Key questions are how to provide the carrier with a magnet and how to efficiently anchor, safely deliver and quantitatively unload the drug inside the target. We have investigated a variety of procedures for anchoring the drug to the outer surface of MWCNT carriers, e.g. via oxidative pre-treatment or cycloaddition reactions. We have also designed strength of the linkage by applying physical or chemical interactions between drug and carrier. We have achieved anchoring with anti-cancer drugs, i.e. 5-fluorouracil and purpurin derivatives to MWCNTs, and the drug-loads constituted as much as 30% per weight of the system (system = carrier + drug). In turn, the magnet is conveniently formed in the stage of synthesis of MWCNTs – since nanotubes require a catalyst for their growth, iron nanoparticles serve both as the catalyst and then as a ferromagnetic core in the nanotube.

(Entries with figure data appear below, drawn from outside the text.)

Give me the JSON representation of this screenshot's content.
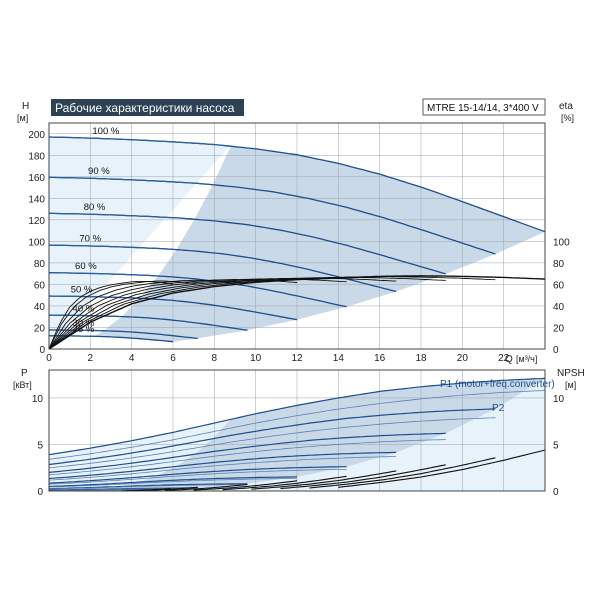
{
  "chart_data": [
    {
      "type": "line",
      "title": "Рабочие характеристики насоса",
      "model": "MTRE 15-14/14, 3*400 V",
      "ylabel": "H",
      "yunit": "[м]",
      "y2label": "eta",
      "y2unit": "[%]",
      "xlabel": "Q",
      "xunit": "[м³/ч]",
      "xlim": [
        0,
        24
      ],
      "ylim": [
        0,
        210
      ],
      "xticks": [
        "0",
        "2",
        "4",
        "6",
        "8",
        "10",
        "12",
        "14",
        "16",
        "18",
        "20",
        "22"
      ],
      "yticks": [
        "0",
        "20",
        "40",
        "60",
        "80",
        "100",
        "120",
        "140",
        "160",
        "180",
        "200"
      ],
      "y2ticks": [
        "0",
        "20",
        "40",
        "60",
        "80",
        "100"
      ],
      "speed_labels": [
        "100 %",
        "90 %",
        "80 %",
        "70 %",
        "60 %",
        "50 %",
        "40 %",
        "30 %",
        "25 %"
      ],
      "speed_fractions": [
        1.0,
        0.9,
        0.8,
        0.7,
        0.6,
        0.5,
        0.4,
        0.3,
        0.25
      ],
      "head_curve_100": {
        "q": [
          0,
          2,
          4,
          6,
          8,
          10,
          12,
          14,
          16,
          18,
          20,
          22,
          24
        ],
        "h": [
          197,
          196,
          194.5,
          192.5,
          190,
          186,
          180.5,
          172.5,
          162.5,
          150.5,
          137,
          123,
          109
        ]
      },
      "efficiency_curve_100": {
        "q": [
          0,
          2,
          4,
          6,
          8,
          10,
          12,
          14,
          16,
          18,
          20,
          22,
          24
        ],
        "eta": [
          0,
          25,
          42,
          52,
          58,
          62,
          64.5,
          66,
          67.5,
          68,
          67.5,
          66.5,
          65
        ]
      },
      "grid": true
    },
    {
      "type": "line",
      "ylabel": "P",
      "yunit": "[кВт]",
      "y2label": "NPSH",
      "y2unit": "[м]",
      "xlim": [
        0,
        24
      ],
      "ylim": [
        0,
        13
      ],
      "yticks": [
        "0",
        "5",
        "10"
      ],
      "y2ticks": [
        "0",
        "5",
        "10"
      ],
      "series_names": [
        "P1 (motor+freq.converter)",
        "P2"
      ],
      "power_curve_100": {
        "q": [
          0,
          2,
          4,
          6,
          8,
          10,
          12,
          14,
          16,
          18,
          20,
          22,
          24
        ],
        "p1": [
          3.9,
          4.6,
          5.4,
          6.3,
          7.3,
          8.3,
          9.2,
          10.0,
          10.7,
          11.2,
          11.6,
          11.9,
          12.1
        ],
        "p2": [
          3.4,
          4.0,
          4.7,
          5.5,
          6.4,
          7.3,
          8.1,
          8.8,
          9.4,
          9.9,
          10.3,
          10.6,
          10.8
        ]
      },
      "npsh_curve_100": {
        "q": [
          14,
          16,
          18,
          20,
          22,
          24
        ],
        "npsh": [
          0.4,
          0.9,
          1.5,
          2.3,
          3.3,
          4.4
        ]
      },
      "grid": true
    }
  ]
}
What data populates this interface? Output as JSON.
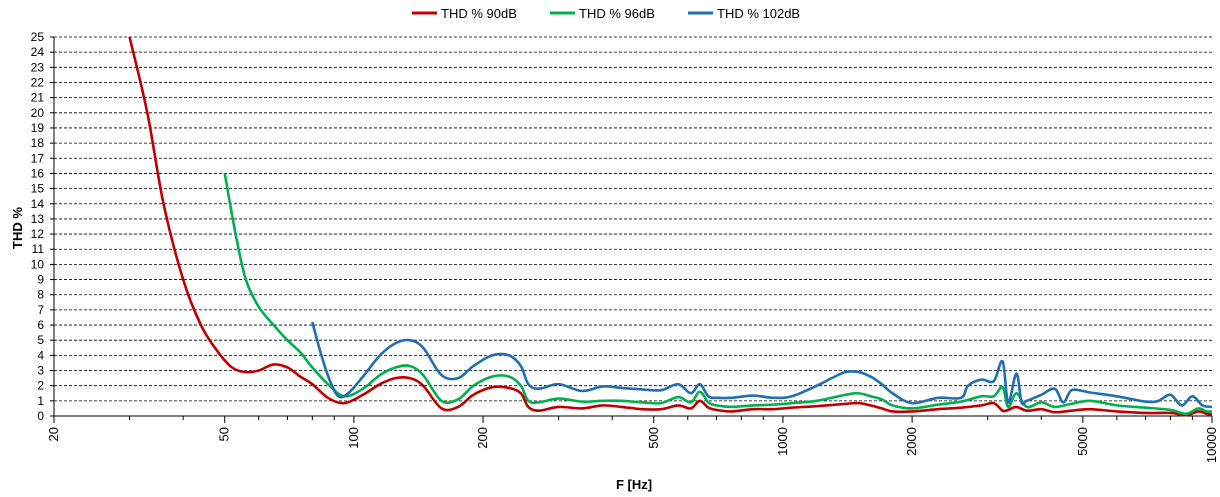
{
  "chart_data": {
    "type": "line",
    "title": "",
    "xlabel": "F [Hz]",
    "ylabel": "THD %",
    "x_scale": "log",
    "xlim": [
      20,
      10000
    ],
    "ylim": [
      0,
      25
    ],
    "x_ticks": [
      20,
      50,
      100,
      200,
      500,
      1000,
      2000,
      5000,
      10000
    ],
    "x_tick_labels": [
      "20",
      "50",
      "100",
      "200",
      "500",
      "1000",
      "2000",
      "5000",
      "10000"
    ],
    "y_ticks": [
      0,
      1,
      2,
      3,
      4,
      5,
      6,
      7,
      8,
      9,
      10,
      11,
      12,
      13,
      14,
      15,
      16,
      17,
      18,
      19,
      20,
      21,
      22,
      23,
      24,
      25
    ],
    "y_tick_labels": [
      "0",
      "1",
      "2",
      "3",
      "4",
      "5",
      "6",
      "7",
      "8",
      "9",
      "10",
      "11",
      "12",
      "13",
      "14",
      "15",
      "16",
      "17",
      "18",
      "19",
      "20",
      "21",
      "22",
      "23",
      "24",
      "25"
    ],
    "grid": "horizontal-dashed",
    "legend": "top-center",
    "series": [
      {
        "name": "THD % 90dB",
        "color": "#c00000",
        "x": [
          30,
          33,
          36,
          40,
          44,
          48,
          52,
          56,
          60,
          65,
          70,
          75,
          80,
          87,
          95,
          105,
          115,
          125,
          135,
          145,
          160,
          175,
          190,
          210,
          230,
          245,
          255,
          270,
          300,
          340,
          380,
          420,
          470,
          520,
          570,
          610,
          640,
          670,
          700,
          760,
          850,
          950,
          1050,
          1200,
          1400,
          1500,
          1600,
          1700,
          1800,
          2000,
          2300,
          2600,
          2900,
          3100,
          3250,
          3350,
          3500,
          3700,
          4000,
          4300,
          4700,
          5200,
          6000,
          7000,
          8000,
          8700,
          9300,
          9700,
          10000
        ],
        "y": [
          25,
          20,
          14,
          9,
          6,
          4.3,
          3.2,
          2.9,
          3.0,
          3.4,
          3.2,
          2.6,
          2.1,
          1.2,
          0.85,
          1.4,
          2.1,
          2.5,
          2.5,
          2.0,
          0.5,
          0.6,
          1.4,
          1.9,
          1.85,
          1.5,
          0.6,
          0.35,
          0.6,
          0.5,
          0.7,
          0.6,
          0.45,
          0.45,
          0.7,
          0.5,
          1.0,
          0.55,
          0.4,
          0.3,
          0.45,
          0.45,
          0.55,
          0.65,
          0.8,
          0.85,
          0.7,
          0.5,
          0.3,
          0.3,
          0.45,
          0.55,
          0.7,
          0.85,
          0.35,
          0.4,
          0.6,
          0.35,
          0.45,
          0.25,
          0.35,
          0.45,
          0.3,
          0.2,
          0.2,
          0.05,
          0.3,
          0.15,
          0.1
        ]
      },
      {
        "name": "THD % 96dB",
        "color": "#00b050",
        "x": [
          50,
          53,
          56,
          60,
          65,
          70,
          75,
          80,
          87,
          95,
          105,
          115,
          125,
          135,
          145,
          160,
          175,
          190,
          210,
          230,
          245,
          255,
          270,
          300,
          340,
          380,
          420,
          470,
          520,
          570,
          610,
          640,
          670,
          700,
          760,
          850,
          950,
          1050,
          1200,
          1400,
          1500,
          1600,
          1700,
          1800,
          2000,
          2300,
          2600,
          2900,
          3100,
          3250,
          3350,
          3500,
          3700,
          4000,
          4300,
          4700,
          5200,
          6000,
          7000,
          8000,
          8700,
          9300,
          9700,
          10000
        ],
        "y": [
          16,
          12,
          9,
          7.2,
          6.0,
          5.0,
          4.2,
          3.2,
          2.1,
          1.3,
          1.8,
          2.7,
          3.2,
          3.3,
          2.7,
          1.0,
          1.1,
          2.0,
          2.6,
          2.6,
          2.0,
          1.0,
          0.9,
          1.15,
          0.95,
          1.0,
          1.0,
          0.9,
          0.85,
          1.25,
          0.9,
          1.6,
          0.9,
          0.7,
          0.6,
          0.7,
          0.75,
          0.85,
          1.0,
          1.4,
          1.5,
          1.3,
          1.1,
          0.7,
          0.5,
          0.75,
          0.95,
          1.3,
          1.3,
          1.9,
          0.6,
          1.5,
          0.6,
          0.9,
          0.6,
          0.8,
          1.0,
          0.7,
          0.55,
          0.4,
          0.15,
          0.5,
          0.3,
          0.3
        ]
      },
      {
        "name": "THD % 102dB",
        "color": "#1f6fb2",
        "x": [
          80,
          84,
          88,
          92,
          97,
          105,
          115,
          125,
          135,
          145,
          160,
          175,
          190,
          210,
          230,
          245,
          255,
          270,
          300,
          340,
          380,
          420,
          470,
          520,
          570,
          610,
          640,
          670,
          700,
          760,
          850,
          950,
          1050,
          1200,
          1300,
          1400,
          1500,
          1600,
          1700,
          1800,
          2000,
          2300,
          2600,
          2700,
          2900,
          3100,
          3250,
          3350,
          3500,
          3600,
          3700,
          4000,
          4300,
          4500,
          4700,
          5000,
          5200,
          6000,
          7000,
          7500,
          8000,
          8500,
          9000,
          9500,
          10000
        ],
        "y": [
          6.2,
          4.0,
          2.3,
          1.3,
          1.5,
          2.6,
          4.0,
          4.8,
          5.0,
          4.5,
          2.7,
          2.5,
          3.3,
          4.0,
          4.0,
          3.3,
          2.1,
          1.8,
          2.1,
          1.65,
          1.95,
          1.85,
          1.75,
          1.7,
          2.1,
          1.5,
          2.1,
          1.3,
          1.2,
          1.2,
          1.35,
          1.2,
          1.3,
          2.0,
          2.5,
          2.9,
          2.9,
          2.6,
          2.1,
          1.5,
          0.85,
          1.2,
          1.2,
          2.0,
          2.4,
          2.3,
          3.6,
          0.9,
          2.8,
          0.9,
          1.0,
          1.4,
          1.8,
          0.9,
          1.7,
          1.65,
          1.55,
          1.3,
          0.95,
          1.0,
          1.4,
          0.7,
          1.3,
          0.7,
          0.6
        ]
      }
    ]
  }
}
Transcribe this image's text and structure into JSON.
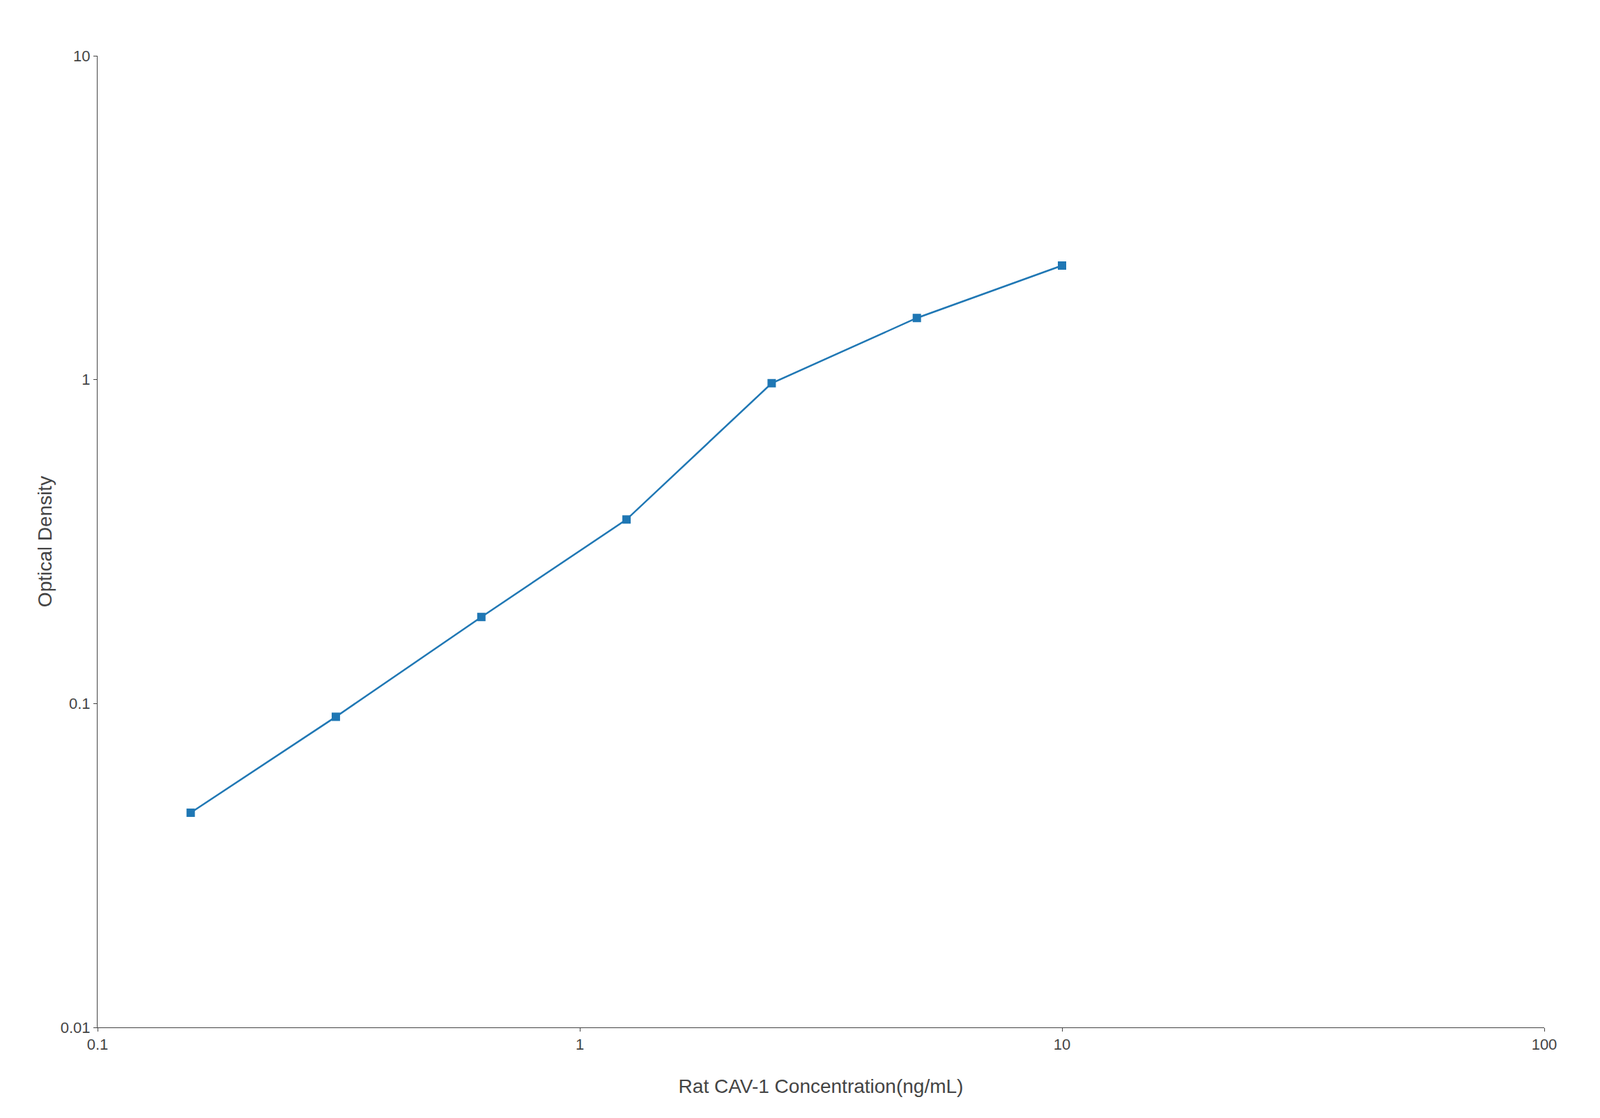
{
  "chart_data": {
    "type": "line",
    "x": [
      0.156,
      0.312,
      0.625,
      1.25,
      2.5,
      5.0,
      10.0
    ],
    "values": [
      0.046,
      0.091,
      0.185,
      0.37,
      0.975,
      1.55,
      2.25
    ],
    "xlabel": "Rat CAV-1 Concentration(ng/mL)",
    "ylabel": "Optical Density",
    "xlim": [
      0.1,
      100
    ],
    "ylim": [
      0.01,
      10
    ],
    "xticks": [
      0.1,
      1,
      10,
      100
    ],
    "yticks": [
      0.01,
      0.1,
      1,
      10
    ],
    "log": true,
    "grid": false,
    "marker": "square"
  }
}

We have designed and tested MWCNT-drug hybrids in preliminary in vitro assays and these biologically active hybrids were able to combat cancer cells (Human Melanoma Me-45 and epithelial colorectal cancer CaCo-2 cell lines) which is of significant importance for our future work focusing on using carbon nanostructures as Magnetically Targeted Drug Delivery systems. Whilst there are still significant challenges ahead, such as how to achieve aggregation of magnetic nanoparticules via magnetisation prior to in vivo trials, it is not such a leap of the imagination to envisage a time when efficient cell-penetrating, harmless and excretable nanotube vehicles bearing chemotherapeutics will transform the treatment of a wide range of cancers.